In the case at hand, the company Caffeina Media S.r.l. had merely approved the terms and conditions of use of Google Analytics, in addition to having concluded standard contractual clauses with Google regarding the processing of personal data. However, the clauses offered by Google alone cannot guarantee an adequate level of protection in the event of a request for access by foreign authorities, particularly if local laws provide for such access, as is the case in the United States. For these very reasons, Google has put in place a number of additional protective measures, including the anonymization option, but these have been found to be inadequate to guarantee a level of protection equivalent to that provided by the GDPR, particularly against data access requests from U.S. intelligence services.

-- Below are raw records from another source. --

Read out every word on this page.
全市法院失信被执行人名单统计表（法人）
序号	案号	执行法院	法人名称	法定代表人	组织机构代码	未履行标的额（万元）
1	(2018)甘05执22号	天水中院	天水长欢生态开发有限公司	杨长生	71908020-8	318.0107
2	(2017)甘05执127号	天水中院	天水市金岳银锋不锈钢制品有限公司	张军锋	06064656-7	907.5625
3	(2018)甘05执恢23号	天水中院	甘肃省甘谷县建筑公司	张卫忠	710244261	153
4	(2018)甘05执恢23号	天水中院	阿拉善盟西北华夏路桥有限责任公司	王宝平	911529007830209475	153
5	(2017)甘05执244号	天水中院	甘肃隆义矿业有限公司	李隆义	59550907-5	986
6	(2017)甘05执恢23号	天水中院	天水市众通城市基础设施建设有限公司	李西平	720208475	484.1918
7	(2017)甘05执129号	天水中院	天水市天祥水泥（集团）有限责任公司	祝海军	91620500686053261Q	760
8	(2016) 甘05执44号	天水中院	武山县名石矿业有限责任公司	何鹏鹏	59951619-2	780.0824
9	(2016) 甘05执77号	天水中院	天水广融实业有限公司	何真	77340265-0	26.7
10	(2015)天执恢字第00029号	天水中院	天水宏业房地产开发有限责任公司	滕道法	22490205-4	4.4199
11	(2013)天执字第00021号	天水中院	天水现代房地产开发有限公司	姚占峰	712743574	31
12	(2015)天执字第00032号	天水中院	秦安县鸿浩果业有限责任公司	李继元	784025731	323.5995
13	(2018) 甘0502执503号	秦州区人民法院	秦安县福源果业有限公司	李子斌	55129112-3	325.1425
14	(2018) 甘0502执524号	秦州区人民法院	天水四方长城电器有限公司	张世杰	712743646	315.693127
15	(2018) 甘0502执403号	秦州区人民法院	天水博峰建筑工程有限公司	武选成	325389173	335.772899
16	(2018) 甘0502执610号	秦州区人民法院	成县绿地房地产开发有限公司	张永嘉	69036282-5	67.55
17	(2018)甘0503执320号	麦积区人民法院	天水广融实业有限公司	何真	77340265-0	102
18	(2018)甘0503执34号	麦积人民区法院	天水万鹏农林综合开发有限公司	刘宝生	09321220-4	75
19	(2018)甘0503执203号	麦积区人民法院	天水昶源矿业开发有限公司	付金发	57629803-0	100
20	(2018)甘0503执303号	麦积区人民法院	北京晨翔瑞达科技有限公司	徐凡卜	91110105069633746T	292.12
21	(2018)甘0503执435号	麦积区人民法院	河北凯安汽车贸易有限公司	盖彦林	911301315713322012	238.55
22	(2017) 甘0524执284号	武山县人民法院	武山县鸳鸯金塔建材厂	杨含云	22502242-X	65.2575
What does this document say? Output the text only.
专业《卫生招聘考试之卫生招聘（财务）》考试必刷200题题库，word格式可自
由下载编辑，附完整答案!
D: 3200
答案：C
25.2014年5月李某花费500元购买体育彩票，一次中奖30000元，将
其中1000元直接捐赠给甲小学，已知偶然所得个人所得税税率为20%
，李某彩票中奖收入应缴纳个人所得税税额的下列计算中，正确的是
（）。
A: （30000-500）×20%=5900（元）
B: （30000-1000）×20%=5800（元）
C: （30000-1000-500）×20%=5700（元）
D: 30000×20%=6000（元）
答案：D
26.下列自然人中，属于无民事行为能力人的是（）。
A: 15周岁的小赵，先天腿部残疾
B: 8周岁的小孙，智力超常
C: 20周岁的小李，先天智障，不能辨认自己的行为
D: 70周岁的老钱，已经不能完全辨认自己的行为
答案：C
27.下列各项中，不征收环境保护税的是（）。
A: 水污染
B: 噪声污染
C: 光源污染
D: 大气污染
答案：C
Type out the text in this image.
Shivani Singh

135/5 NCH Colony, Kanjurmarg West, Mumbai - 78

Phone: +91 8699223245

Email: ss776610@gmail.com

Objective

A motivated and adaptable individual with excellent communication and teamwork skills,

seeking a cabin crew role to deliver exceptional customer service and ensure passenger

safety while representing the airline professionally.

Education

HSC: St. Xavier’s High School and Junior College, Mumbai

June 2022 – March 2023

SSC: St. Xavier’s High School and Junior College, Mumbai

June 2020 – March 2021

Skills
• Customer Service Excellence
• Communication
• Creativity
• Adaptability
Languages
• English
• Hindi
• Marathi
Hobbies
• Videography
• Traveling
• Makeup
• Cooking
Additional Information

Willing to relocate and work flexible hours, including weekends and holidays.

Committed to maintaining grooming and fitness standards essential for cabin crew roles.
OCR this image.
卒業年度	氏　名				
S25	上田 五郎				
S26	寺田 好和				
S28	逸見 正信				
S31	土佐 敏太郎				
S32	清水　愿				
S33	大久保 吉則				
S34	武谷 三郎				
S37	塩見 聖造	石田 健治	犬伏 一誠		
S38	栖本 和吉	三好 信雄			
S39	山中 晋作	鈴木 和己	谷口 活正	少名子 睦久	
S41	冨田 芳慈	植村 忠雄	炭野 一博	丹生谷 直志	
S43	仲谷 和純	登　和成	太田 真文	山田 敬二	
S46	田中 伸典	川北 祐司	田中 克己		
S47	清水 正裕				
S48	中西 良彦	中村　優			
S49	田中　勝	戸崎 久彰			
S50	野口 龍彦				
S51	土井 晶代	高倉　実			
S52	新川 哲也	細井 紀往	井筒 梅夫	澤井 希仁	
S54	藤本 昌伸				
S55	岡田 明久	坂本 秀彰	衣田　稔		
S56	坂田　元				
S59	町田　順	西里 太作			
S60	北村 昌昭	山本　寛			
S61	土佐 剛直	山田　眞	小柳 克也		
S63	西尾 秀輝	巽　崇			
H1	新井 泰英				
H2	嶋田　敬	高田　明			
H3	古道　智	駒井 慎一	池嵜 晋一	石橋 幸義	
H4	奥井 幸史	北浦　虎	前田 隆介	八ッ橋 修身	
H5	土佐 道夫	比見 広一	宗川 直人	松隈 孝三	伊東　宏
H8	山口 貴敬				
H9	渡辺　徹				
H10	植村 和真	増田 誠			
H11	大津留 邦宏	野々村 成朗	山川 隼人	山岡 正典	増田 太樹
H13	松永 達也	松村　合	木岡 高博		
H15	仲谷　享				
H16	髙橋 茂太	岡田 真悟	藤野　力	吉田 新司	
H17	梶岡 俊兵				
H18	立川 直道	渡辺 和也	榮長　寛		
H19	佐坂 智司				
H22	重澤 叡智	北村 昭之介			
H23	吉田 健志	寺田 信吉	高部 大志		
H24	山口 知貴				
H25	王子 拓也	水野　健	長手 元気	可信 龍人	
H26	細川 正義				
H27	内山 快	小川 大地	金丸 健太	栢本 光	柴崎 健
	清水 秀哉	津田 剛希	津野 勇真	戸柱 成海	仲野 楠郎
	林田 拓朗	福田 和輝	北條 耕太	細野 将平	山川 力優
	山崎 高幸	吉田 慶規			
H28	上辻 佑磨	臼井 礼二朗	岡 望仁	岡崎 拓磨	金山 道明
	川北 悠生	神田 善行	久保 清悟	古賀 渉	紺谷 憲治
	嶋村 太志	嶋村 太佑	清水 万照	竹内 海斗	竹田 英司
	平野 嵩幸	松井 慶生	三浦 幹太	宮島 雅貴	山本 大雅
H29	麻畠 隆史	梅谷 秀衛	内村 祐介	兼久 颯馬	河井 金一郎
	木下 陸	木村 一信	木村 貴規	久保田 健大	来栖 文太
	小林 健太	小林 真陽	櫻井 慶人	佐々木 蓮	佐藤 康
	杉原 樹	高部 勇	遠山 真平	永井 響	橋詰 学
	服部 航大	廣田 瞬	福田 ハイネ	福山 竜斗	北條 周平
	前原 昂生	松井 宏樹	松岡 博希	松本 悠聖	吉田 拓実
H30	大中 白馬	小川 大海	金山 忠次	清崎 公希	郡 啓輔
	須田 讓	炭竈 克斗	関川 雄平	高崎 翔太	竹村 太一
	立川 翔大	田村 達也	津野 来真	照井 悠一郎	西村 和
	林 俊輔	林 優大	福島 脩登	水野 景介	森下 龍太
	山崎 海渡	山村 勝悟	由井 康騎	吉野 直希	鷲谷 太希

 It is true that Google has made available the "IP-Anonymization" option, but this measure, the Garante points out, in fact only constitutes pseudonymization (and not anonymization) given that Google is able to identify the user by retrieving the person's identity through third-party data.

There is also a possibility for Google to associate the IP address with additional information already in its possession, if the data subject has logged in through his or her Google profile, , such as e-mail, telephone number or any additional personal data, including gender, date of birth or profile picture, in order to recreate a complete profile of the user. The Garante also questioned the legality of the privacy policy published on Caffeina Media's website on the grounds that it failed to specify that the personal data was being transferred to a country without appropriate data protection measures.

The measures do not contain any pecuniary sanctions because of the information asymmetry between Google and Caffeina Media, which did not allow the latter to assess the unsuitability of the measures adopted unilaterally by Google. For this reason, the Privacy Authority merely admonished the website operator, inviting it within 90 days to bring its processing activities into compliance with the GDPR provision, under threat of suspending dataflow to the United States.

The order does not declare the use of Google Analytics illegal per se, but it certainly requires companies using this service to consider taking the additional measures necessary to bring it into compliance with the data protection regulations.

 

 


[1] The Garante, taking up Opinion 4/2007 on the concept of personal data, issued by the Article 29 Working Party, reiterated that the IP address is to be considered personal data for all intents and purposes, where it enables the identification of the electronic device used, thus indirectly allowing the identification of the user.